Lauren: Our first investor Sean, saw huge potential in the GlamCrew business model and the Glamazon branding and tech, and the merger was the catalyst to securing our first round of funding. Sean connected us to some of his friends and we raised $300,000 in our first capital raise. After our appearance on Shark Tank and as we continued to grow, we were able to secure another $325,000, and that funding helped us reach new milestones with our marketing and product which then saw us raise a further $600,000. Traction is key to raising capital so you have to prove growth and repeat users, which we had.

How has the business changed since its inception?

Lauren: The first couple of years of a start-up it is all about validating that your idea and product fits in with a market and will relate to transactions. With a start-up you’re essentially creating something from dust, there’s no clear path to travel and you’re innovating and disrupting so it takes longer for a market to adapt to what you’re offering. Once we had done this separately and had joined forces, capital allowed us to hire a team, allowing us to hit growth milestones faster. Having an inhouse tech team, inhouse customer care and marketing were game changing for us!

What was your biggest pinch me moment so far?

Lisa: Raising $1.2m is still a highlight, appearing on Shark Tank, and getting into Australia’s best accelerator, Startmate.

What advice would you give to other people wanting to launch an app?

Lauren: I would proof out your concept first via a mobile friendly website. Apps are expensive to build and maintain and require a lot of expertise, particularly if you’re non-technical and require a product manager to help translate your vision into technical terms! Do as many small, manual tests with small groups of customers first and make sure you’re solving a big enough problem.

What are your plans for Glamazon in the future?

Lauren: We plan to be a global beauty community to access beauty services, product and content delivered to your door, rated and shared by peers. We have our eyes set on Asia next! 
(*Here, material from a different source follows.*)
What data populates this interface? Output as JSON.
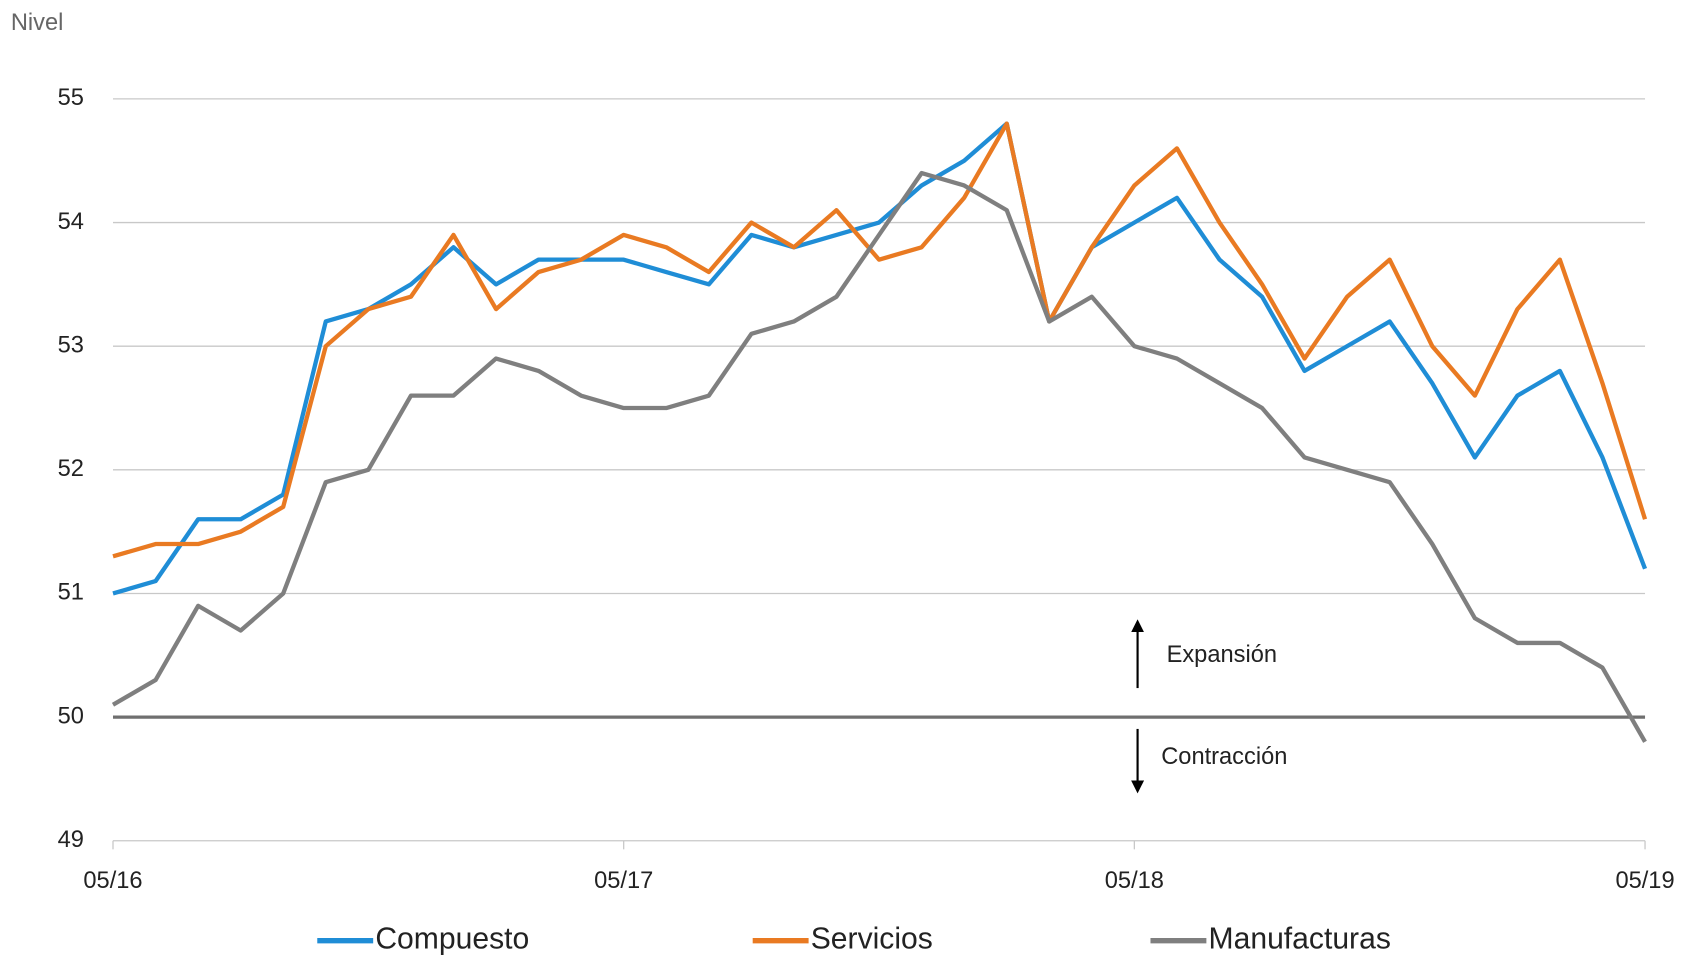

Lastly, describe your average day?

5:30am: Check emails from the USA.
7am: Pilates class, I need exercise in order to focus for the day ahead.
11am: I’m in the office, in a team meeting or checking emails and getting into the tasks I have for the day.
3pm: I'll have an afternoon coffee to keep me going, I am usually running from meeting to meeting or working with our team in the office.
6pm: Wind down! I’m skipping out of the office to take my dog to the park and looking out over the ocean to wind down from a busy day.

6:15am: I go to the gym 3 times a week and twice a week I walk in Bondi as the sun rises. It's my favourite part of the day!
8.30am: I arrive in the office ready to tackle the day, usually starting with urgent emails and time sensitive tasks.
11am: Team meeting to discuss prioritisation of tasks and to solve any urgent problems.
2pm: Second coffee to help me power through an afternoon of meetings!
7pm: My fiancé is the cook in the family so I usually sit down for a nice home cooked meal made by him!